The House of Kakhaberidze, archaically Kakhaberisdze (pl. -ebi) (კახაბერი[ს]ძე[ები], literally "the sons of Kakhaber") was a noble family in medieval Georgia which held sway over the highland northwestern Georgian province of Racha from the 11th or 12th century to the 13th. The Kakhaberidze were a branch of the Liparitid-Baguashi, their dynastic name being derived from its early member Kakhaber known from a few inscriptions from Racha.

== History ==
By 1184, when Queen Tamar of Georgia ascended the throne, the Kakhaberidze had been in possession of both Racha and the neighboring district of Takveri, bearing the title of "Duke of Dukes" (eristavt-eristavi). Kakhaber (II) Kakhaberidze, together with Archbishop Anton of Kutaisi, placed the crown upon Tamar's brow at a ceremony held at the Gelati Monastery. His descendant, and probably a grandson, Kakhaber (III), was powerful enough to defy royal authority and play King David VI and his Mongol overlords against one another. By c. 1278, Kakhaber had been defeated, blinded and exiled at the king's order. His property was confiscated by the crown. The Kakhaberidze seem to have retained Racha into the early 15th century, but then disappeared into oblivion.
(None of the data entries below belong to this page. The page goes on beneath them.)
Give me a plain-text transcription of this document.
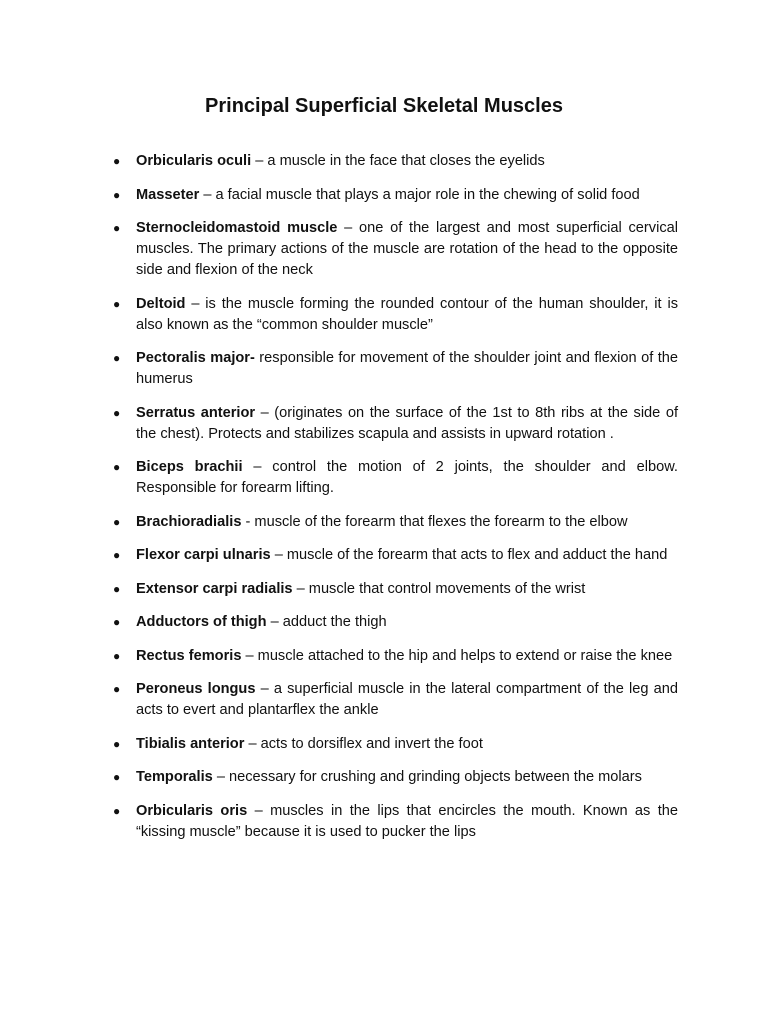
Principal Superficial Skeletal Muscles
● Orbicularis oculi – a muscle in the face that closes the eyelids
● Masseter – a facial muscle that plays a major role in the chewing of solid food
● Sternocleidomastoid muscle – one of the largest and most superficial cervical muscles. The primary actions of the muscle are rotation of the head to the opposite side and flexion of the neck
● Deltoid – is the muscle forming the rounded contour of the human shoulder, it is also known as the “common shoulder muscle”
● Pectoralis major- responsible for movement of the shoulder joint and flexion of the humerus
● Serratus anterior – (originates on the surface of the 1st to 8th ribs at the side of the chest). Protects and stabilizes scapula and assists in upward rotation .
● Biceps brachii – control the motion of 2 joints, the shoulder and elbow. Responsible for forearm lifting.
● Brachioradialis - muscle of the forearm that flexes the forearm to the elbow
● Flexor carpi ulnaris – muscle of the forearm that acts to flex and adduct the hand
● Extensor carpi radialis – muscle that control movements of the wrist
● Adductors of thigh – adduct the thigh
● Rectus femoris – muscle attached to the hip and helps to extend or raise the knee
● Peroneus longus – a superficial muscle in the lateral compartment of the leg and acts to evert and plantarflex the ankle
● Tibialis anterior – acts to dorsiflex and invert the foot
● Temporalis – necessary for crushing and grinding objects between the molars
● Orbicularis oris – muscles in the lips that encircles the mouth. Known as the “kissing muscle” because it is used to pucker the lips
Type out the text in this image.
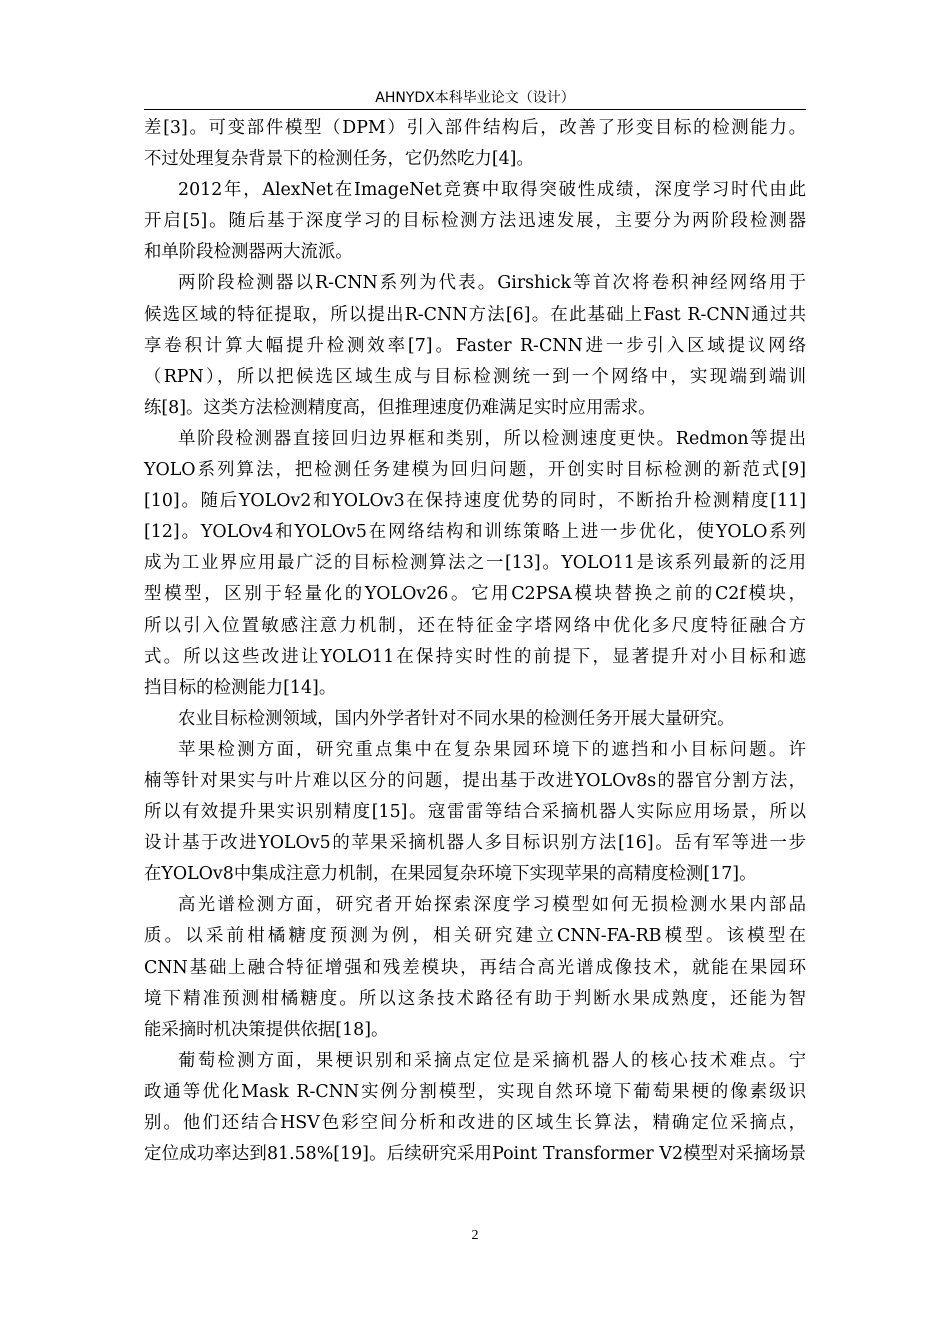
AHNYDX本科毕业论文（设计）
差[3]。可变部件模型（DPM）引入部件结构后，改善了形变目标的检测能力。
不过处理复杂背景下的检测任务，它仍然吃力[4]。
2012年，AlexNet在ImageNet竞赛中取得突破性成绩，深度学习时代由此
开启[5]。随后基于深度学习的目标检测方法迅速发展，主要分为两阶段检测器
和单阶段检测器两大流派。
两阶段检测器以R-CNN系列为代表。Girshick等首次将卷积神经网络用于
候选区域的特征提取，所以提出R-CNN方法[6]。在此基础上Fast R-CNN通过共
享卷积计算大幅提升检测效率[7]。Faster R-CNN进一步引入区域提议网络
（RPN），所以把候选区域生成与目标检测统一到一个网络中，实现端到端训
练[8]。这类方法检测精度高，但推理速度仍难满足实时应用需求。
单阶段检测器直接回归边界框和类别，所以检测速度更快。Redmon等提出
YOLO系列算法，把检测任务建模为回归问题，开创实时目标检测的新范式[9]
[10]。随后YOLOv2和YOLOv3在保持速度优势的同时，不断抬升检测精度[11]
[12]。YOLOv4和YOLOv5在网络结构和训练策略上进一步优化，使YOLO系列
成为工业界应用最广泛的目标检测算法之一[13]。YOLO11是该系列最新的泛用
型模型，区别于轻量化的YOLOv26。它用C2PSA模块替换之前的C2f模块，
所以引入位置敏感注意力机制，还在特征金字塔网络中优化多尺度特征融合方
式。所以这些改进让YOLO11在保持实时性的前提下，显著提升对小目标和遮
挡目标的检测能力[14]。
农业目标检测领域，国内外学者针对不同水果的检测任务开展大量研究。
苹果检测方面，研究重点集中在复杂果园环境下的遮挡和小目标问题。许
楠等针对果实与叶片难以区分的问题，提出基于改进YOLOv8s的器官分割方法，
所以有效提升果实识别精度[15]。寇雷雷等结合采摘机器人实际应用场景，所以
设计基于改进YOLOv5的苹果采摘机器人多目标识别方法[16]。岳有军等进一步
在YOLOv8中集成注意力机制，在果园复杂环境下实现苹果的高精度检测[17]。
高光谱检测方面，研究者开始探索深度学习模型如何无损检测水果内部品
质。以采前柑橘糖度预测为例，相关研究建立CNN-FA-RB模型。该模型在
CNN基础上融合特征增强和残差模块，再结合高光谱成像技术，就能在果园环
境下精准预测柑橘糖度。所以这条技术路径有助于判断水果成熟度，还能为智
能采摘时机决策提供依据[18]。
葡萄检测方面，果梗识别和采摘点定位是采摘机器人的核心技术难点。宁
政通等优化Mask R-CNN实例分割模型，实现自然环境下葡萄果梗的像素级识
别。他们还结合HSV色彩空间分析和改进的区域生长算法，精确定位采摘点，
定位成功率达到81.58%[19]。后续研究采用Point Transformer V2模型对采摘场景
2
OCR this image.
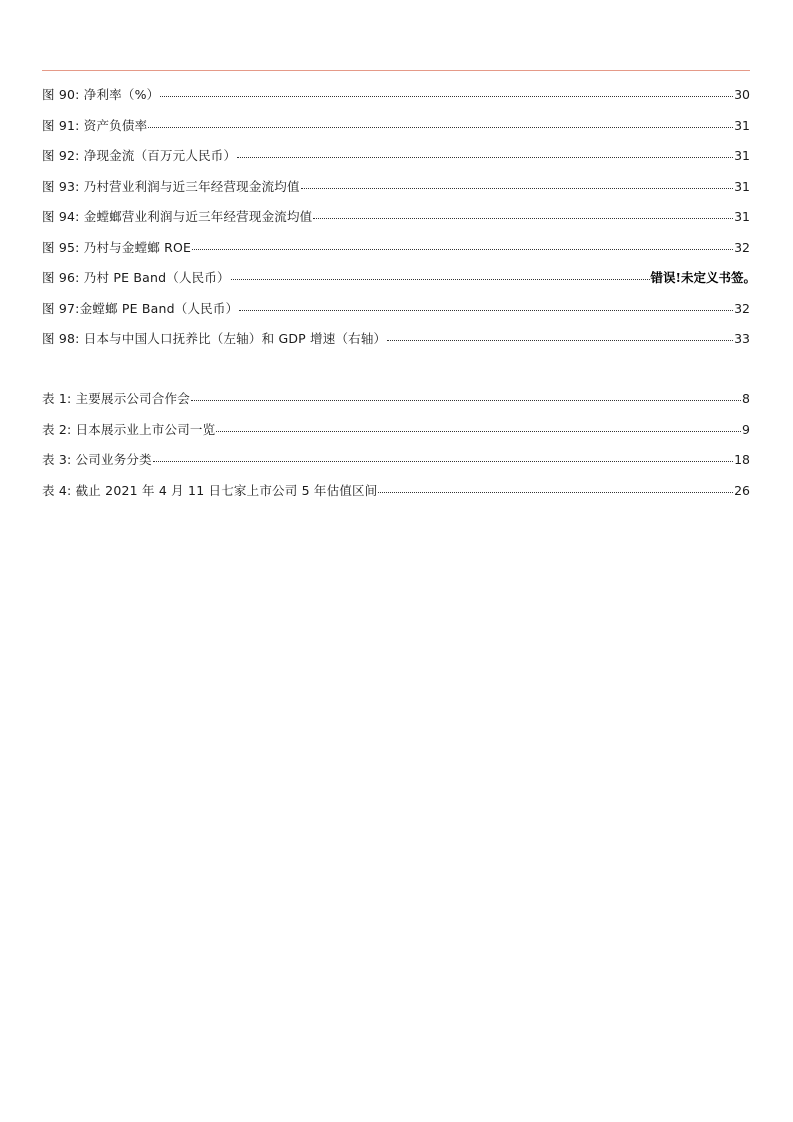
图 90: 净利率（%）	30
图 91: 资产负债率	31
图 92: 净现金流（百万元人民币）	31
图 93: 乃村营业利润与近三年经营现金流均值	31
图 94: 金螳螂营业利润与近三年经营现金流均值	31
图 95: 乃村与金螳螂 ROE	32
图 96: 乃村 PE Band（人民币）	错误!未定义书签。
图 97:金螳螂 PE Band（人民币）	32
图 98: 日本与中国人口抚养比（左轴）和 GDP 增速（右轴）	33
表 1: 主要展示公司合作会	8
表 2: 日本展示业上市公司一览	9
表 3: 公司业务分类	18
表 4: 截止 2021 年 4 月 11 日七家上市公司 5 年估值区间	26
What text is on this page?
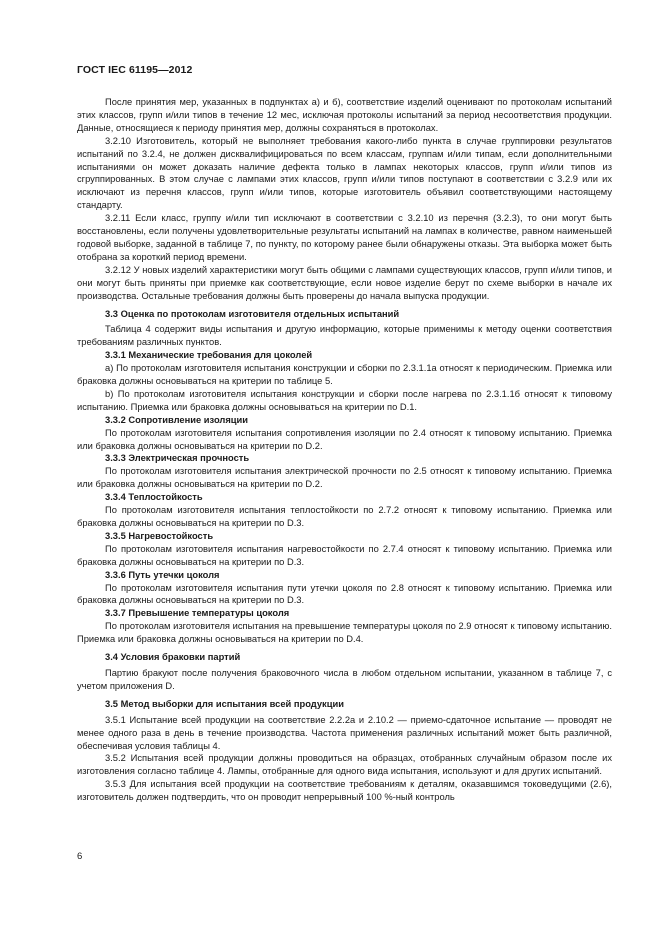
ГОСТ IEC 61195—2012

После принятия мер, указанных в подпунктах а) и б), соответствие изделий оценивают по протоколам испытаний этих классов, групп и/или типов в течение 12 мес, исключая протоколы испытаний за период несоответствия продукции. Данные, относящиеся к периоду принятия мер, должны сохраняться в протоколах.

3.2.10 Изготовитель, который не выполняет требования какого-либо пункта в случае группировки результатов испытаний по 3.2.4, не должен дисквалифицироваться по всем классам, группам и/или типам, если дополнительными испытаниями он может доказать наличие дефекта только в лампах некоторых классов, групп и/или типов из сгруппированных. В этом случае с лампами этих классов, групп и/или типов поступают в соответствии с 3.2.9 или их исключают из перечня классов, групп и/или типов, которые изготовитель объявил соответствующими настоящему стандарту.

3.2.11 Если класс, группу и/или тип исключают в соответствии с 3.2.10 из перечня (3.2.3), то они могут быть восстановлены, если получены удовлетворительные результаты испытаний на лампах в количестве, равном наименьшей годовой выборке, заданной в таблице 7, по пункту, по которому ранее были обнаружены отказы. Эта выборка может быть отобрана за короткий период времени.

3.2.12 У новых изделий характеристики могут быть общими с лампами существующих классов, групп и/или типов, и они могут быть приняты при приемке как соответствующие, если новое изделие берут по схеме выборки в начале их производства. Остальные требования должны быть проверены до начала выпуска продукции.

3.3 Оценка по протоколам изготовителя отдельных испытаний

Таблица 4 содержит виды испытания и другую информацию, которые применимы к методу оценки соответствия требованиям различных пунктов.

3.3.1 Механические требования для цоколей

а) По протоколам изготовителя испытания конструкции и сборки по 2.3.1.1а относят к периодическим. Приемка или браковка должны основываться на критерии по таблице 5.

b) По протоколам изготовителя испытания конструкции и сборки после нагрева по 2.3.1.1б относят к типовому испытанию. Приемка или браковка должны основываться на критерии по D.1.

3.3.2 Сопротивление изоляции

По протоколам изготовителя испытания сопротивления изоляции по 2.4 относят к типовому испытанию. Приемка или браковка должны основываться на критерии по D.2.

3.3.3 Электрическая прочность

По протоколам изготовителя испытания электрической прочности по 2.5 относят к типовому испытанию. Приемка или браковка должны основываться на критерии по D.2.

3.3.4 Теплостойкость

По протоколам изготовителя испытания теплостойкости по 2.7.2 относят к типовому испытанию. Приемка или браковка должны основываться на критерии по D.3.

3.3.5 Нагревостойкость

По протоколам изготовителя испытания нагревостойкости по 2.7.4 относят к типовому испытанию. Приемка или браковка должны основываться на критерии по D.3.

3.3.6 Путь утечки цоколя

По протоколам изготовителя испытания пути утечки цоколя по 2.8 относят к типовому испытанию. Приемка или браковка должны основываться на критерии по D.3.

3.3.7 Превышение температуры цоколя

По протоколам изготовителя испытания на превышение температуры цоколя по 2.9 относят к типовому испытанию. Приемка или браковка должны основываться на критерии по D.4.

3.4 Условия браковки партий

Партию бракуют после получения браковочного числа в любом отдельном испытании, указанном в таблице 7, с учетом приложения D.

3.5 Метод выборки для испытания всей продукции

3.5.1 Испытание всей продукции на соответствие 2.2.2а и 2.10.2 — приемо-сдаточное испытание — проводят не менее одного раза в день в течение производства. Частота применения различных испытаний может быть различной, обеспечивая условия таблицы 4.

3.5.2 Испытания всей продукции должны проводиться на образцах, отобранных случайным образом после их изготовления согласно таблице 4. Лампы, отобранные для одного вида испытания, используют и для других испытаний.

3.5.3 Для испытания всей продукции на соответствие требованиям к деталям, оказавшимся токоведущими (2.6), изготовитель должен подтвердить, что он проводит непрерывный 100 %-ный контроль

6
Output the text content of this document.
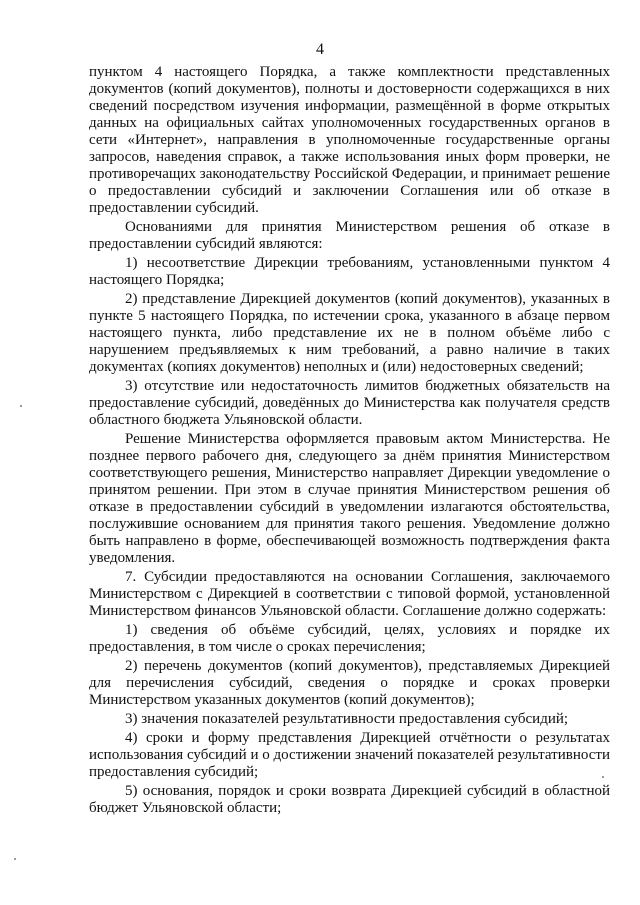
4

пунктом 4 настоящего Порядка, а также комплектности представленных документов (копий документов), полноты и достоверности содержащихся в них сведений посредством изучения информации, размещённой в форме открытых данных на официальных сайтах уполномоченных государственных органов в сети «Интернет», направления в уполномоченные государственные органы запросов, наведения справок, а также использования иных форм проверки, не противоречащих законодательству Российской Федерации, и принимает решение о предоставлении субсидий и заключении Соглашения или об отказе в предоставлении субсидий.

Основаниями для принятия Министерством решения об отказе в предоставлении субсидий являются:

1) несоответствие Дирекции требованиям, установленными пунктом 4 настоящего Порядка;

2) представление Дирекцией документов (копий документов), указанных в пункте 5 настоящего Порядка, по истечении срока, указанного в абзаце первом настоящего пункта, либо представление их не в полном объёме либо с нарушением предъявляемых к ним требований, а равно наличие в таких документах (копиях документов) неполных и (или) недостоверных сведений;

3) отсутствие или недостаточность лимитов бюджетных обязательств на предоставление субсидий, доведённых до Министерства как получателя средств областного бюджета Ульяновской области.

Решение Министерства оформляется правовым актом Министерства. Не позднее первого рабочего дня, следующего за днём принятия Министерством соответствующего решения, Министерство направляет Дирекции уведомление о принятом решении. При этом в случае принятия Министерством решения об отказе в предоставлении субсидий в уведомлении излагаются обстоятельства, послужившие основанием для принятия такого решения. Уведомление должно быть направлено в форме, обеспечивающей возможность подтверждения факта уведомления.

7. Субсидии предоставляются на основании Соглашения, заключаемого Министерством с Дирекцией в соответствии с типовой формой, установленной Министерством финансов Ульяновской области. Соглашение должно содержать:

1) сведения об объёме субсидий, целях, условиях и порядке их предоставления, в том числе о сроках перечисления;

2) перечень документов (копий документов), представляемых Дирекцией для перечисления субсидий, сведения о порядке и сроках проверки Министерством указанных документов (копий документов);

3) значения показателей результативности предоставления субсидий;

4) сроки и форму представления Дирекцией отчётности о результатах использования субсидий и о достижении значений показателей результативности предоставления субсидий;

5) основания, порядок и сроки возврата Дирекцией субсидий в областной бюджет Ульяновской области;
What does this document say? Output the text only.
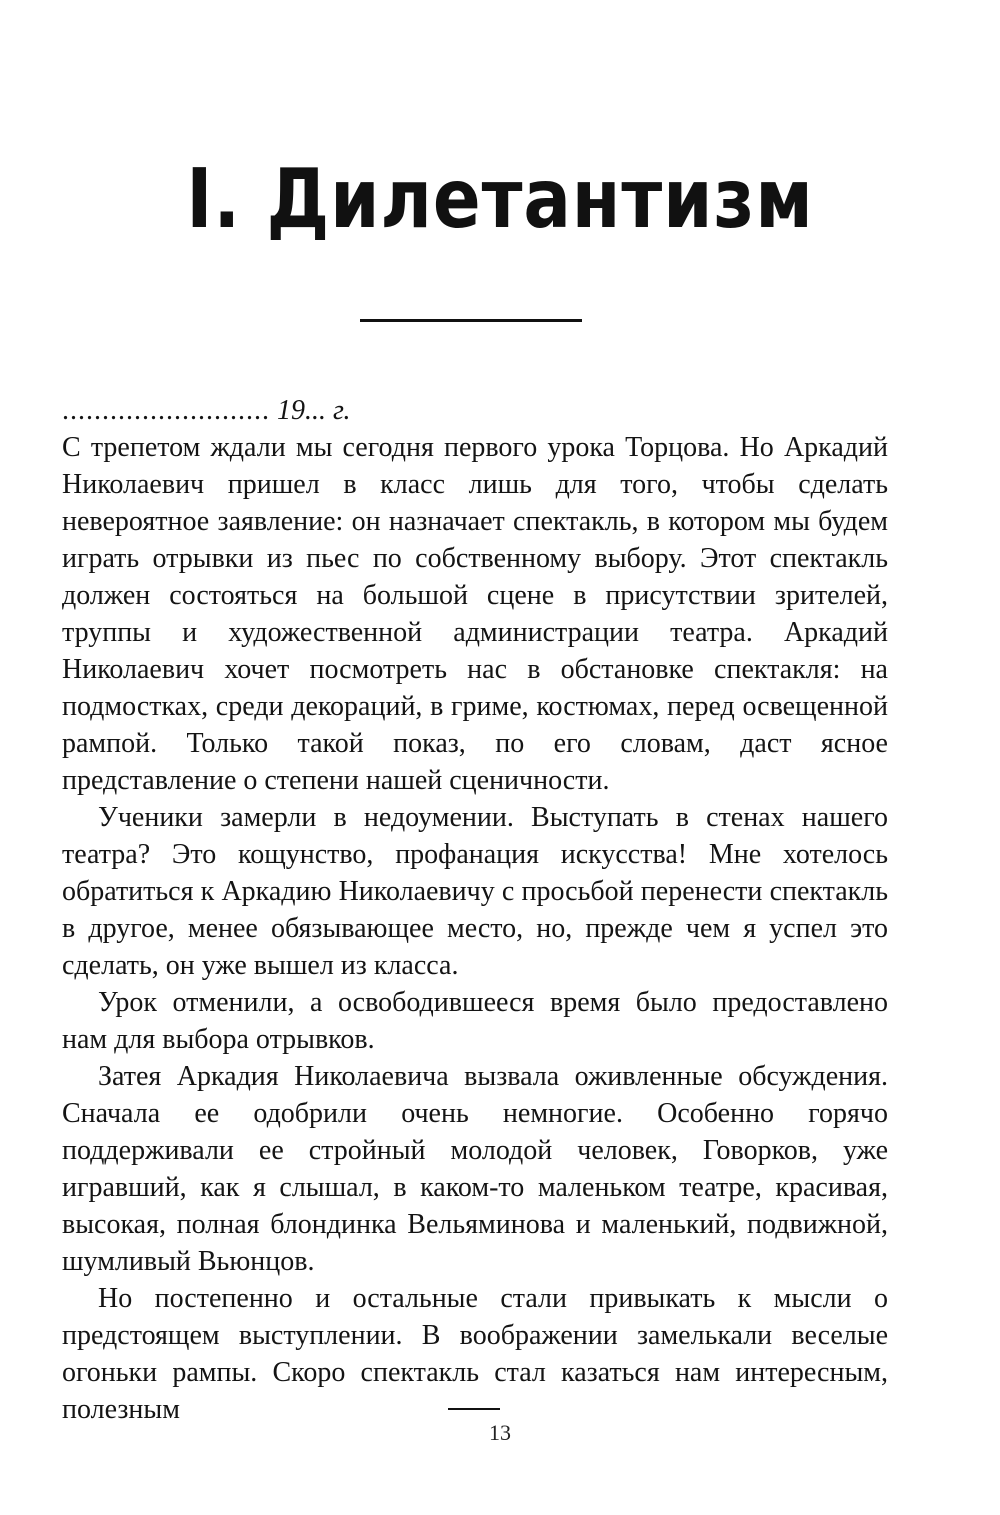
I. Дилетантизм

.......................... 19... г.

С трепетом ждали мы сегодня первого урока Торцова. Но Аркадий Николаевич пришел в класс лишь для того, чтобы сделать невероятное заявление: он назначает спектакль, в котором мы будем играть отрывки из пьес по собственному выбору. Этот спектакль должен состояться на большой сцене в присутствии зрителей, труппы и художественной администрации театра. Аркадий Николаевич хочет посмотреть нас в обстановке спектакля: на подмостках, среди декораций, в гриме, костюмах, перед освещенной рампой. Только такой показ, по его словам, даст ясное представление о степени нашей сценичности.

Ученики замерли в недоумении. Выступать в стенах нашего театра? Это кощунство, профанация искусства! Мне хотелось обратиться к Аркадию Николаевичу с просьбой перенести спектакль в другое, менее обязывающее место, но, прежде чем я успел это сделать, он уже вышел из класса.

Урок отменили, а освободившееся время было предоставлено нам для выбора отрывков.

Затея Аркадия Николаевича вызвала оживленные обсуждения. Сначала ее одобрили очень немногие. Особенно горячо поддерживали ее стройный молодой человек, Говорков, уже игравший, как я слышал, в каком-то маленьком театре, красивая, высокая, полная блондинка Вельяминова и маленький, подвижной, шумливый Вьюнцов.

Но постепенно и остальные стали привыкать к мысли о предстоящем выступлении. В воображении замелькали веселые огоньки рампы. Скоро спектакль стал казаться нам интересным, полезным

13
Their descendants, the house of Chichua (ჩიჩუა), became a prominent family in the western Georgian region of Mingrelia while the house of Chijavadze (ჩიჯავაძე), another branch of the Kakhaberidze line, continued to play an important role in the western Georgian kingdom of Imereti. Eventually, both noble houses were confirmed as princes (knyaz) under Russian rule in the 19th century.